Abstract

Inverse modeling provides a way whereby measurements of state are used to determine unknown model structures and parameters by fitting model output with measurements.  This technique has been successfully applied to the Los Alamos National Laboratory Site, Los Alamos, New Mexico, to estimate the model parameters by coupling observation data from different sources and at various spatial scales ranging from single-well test, multiple-well pumping test to regional aquifer monitoring data. A stratified aquifer system with more than 20 hydrofacies was developed based on a detailed hydrogeological framework model.

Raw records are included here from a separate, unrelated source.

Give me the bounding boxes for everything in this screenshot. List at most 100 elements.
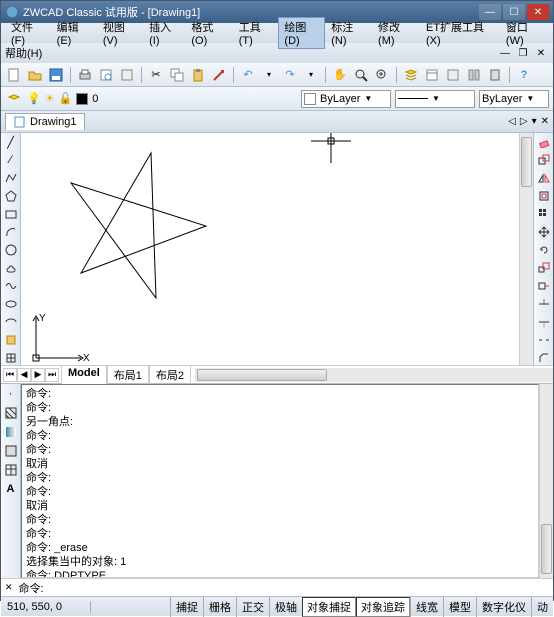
tab-first-icon[interactable]: ⏮ bbox=[3, 368, 17, 382]
status-toggle-极轴[interactable]: 极轴 bbox=[269, 597, 302, 617]
revision-cloud-icon[interactable] bbox=[3, 260, 19, 275]
save-icon[interactable] bbox=[47, 66, 65, 84]
erase-icon[interactable] bbox=[536, 135, 552, 150]
design-center-icon[interactable] bbox=[444, 66, 462, 84]
polyline-icon[interactable] bbox=[3, 171, 19, 186]
calc-icon[interactable] bbox=[486, 66, 504, 84]
menu-view[interactable]: 视图(V) bbox=[97, 17, 143, 49]
print-icon[interactable] bbox=[76, 66, 94, 84]
redo-icon[interactable]: ↷ bbox=[281, 66, 299, 84]
menu-window[interactable]: 窗口(W) bbox=[500, 17, 549, 49]
trim-icon[interactable] bbox=[536, 296, 552, 311]
break-icon[interactable] bbox=[536, 332, 552, 347]
gradient-icon[interactable] bbox=[3, 424, 19, 440]
paste-icon[interactable] bbox=[189, 66, 207, 84]
point-icon[interactable]: · bbox=[3, 386, 19, 402]
arc-icon[interactable] bbox=[3, 225, 19, 240]
mirror-icon[interactable] bbox=[536, 171, 552, 186]
spline-icon[interactable] bbox=[3, 278, 19, 293]
construction-line-icon[interactable]: ∕ bbox=[3, 153, 19, 168]
menu-tools[interactable]: 工具(T) bbox=[233, 17, 279, 49]
status-toggle-线宽[interactable]: 线宽 bbox=[410, 597, 443, 617]
tool-palettes-icon[interactable] bbox=[465, 66, 483, 84]
command-history[interactable]: 命令:命令:另一角点:命令:命令:取消命令:命令:取消命令:命令:命令: _er… bbox=[21, 384, 539, 578]
circle-icon[interactable] bbox=[3, 243, 19, 258]
menu-help[interactable]: 帮助(H) bbox=[5, 45, 42, 61]
zoom-window-icon[interactable] bbox=[373, 66, 391, 84]
tab-dropdown-icon[interactable]: ▾ bbox=[532, 116, 537, 127]
tab-next-icon[interactable]: ▶ bbox=[31, 368, 45, 382]
child-close-button[interactable]: ✕ bbox=[533, 46, 549, 60]
layer-color-swatch[interactable] bbox=[76, 93, 88, 105]
ellipse-arc-icon[interactable] bbox=[3, 314, 19, 329]
stretch-icon[interactable] bbox=[536, 278, 552, 293]
copy-object-icon[interactable] bbox=[536, 153, 552, 168]
coordinates-display[interactable]: 510, 550, 0 bbox=[1, 601, 91, 613]
publish-icon[interactable] bbox=[118, 66, 136, 84]
status-toggle-对象追踪[interactable]: 对象追踪 bbox=[356, 597, 410, 617]
pan-icon[interactable]: ✋ bbox=[331, 66, 349, 84]
undo-icon[interactable]: ↶ bbox=[239, 66, 257, 84]
status-toggle-捕捉[interactable]: 捕捉 bbox=[170, 597, 203, 617]
layer-manager-icon[interactable] bbox=[402, 66, 420, 84]
redo-dropdown-icon[interactable]: ▾ bbox=[302, 66, 320, 84]
menu-et-tools[interactable]: ET扩展工具(X) bbox=[420, 17, 500, 49]
model-tab[interactable]: Model bbox=[61, 365, 107, 385]
tab-last-icon[interactable]: ⏭ bbox=[45, 368, 59, 382]
menu-draw[interactable]: 绘图(D) bbox=[278, 17, 325, 49]
zoom-realtime-icon[interactable] bbox=[352, 66, 370, 84]
move-icon[interactable] bbox=[536, 225, 552, 240]
lineweight-dropdown[interactable]: ByLayer ▼ bbox=[479, 90, 549, 108]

To determine the flow parameters for these hydrofacies, we first conducted statistical analysis of outcrop permeability measurements and single-well slug or pumping test results to define the prior distributions of the parameters.   This prior information was used to define the parameter initial values and the lower and upper bounds for inverse modeling. A number of inverse modeling scenarios were conducted including using drawdown data from the PM-2 andPM-4 pump tests separately, and a joint inversion coupling PM-2 and PM-4 pump test data, and head data from the regional aquifer monitoring. Parameter sensitivity coefficients to different data sets are computed to analyze the parameter identifiability in different scenarios. The scale-dependence of permeability is discussed based on the influence ranges of the pumping tests and the spatial scales of the data sets.  Finally, the joint inversion results offer a reasonable fitting to all these three data sets. The uncertainty of estimated parameters for the hydrofacies is addressed with the eigenvalues of covariance matrix and the parameter confidence intervals.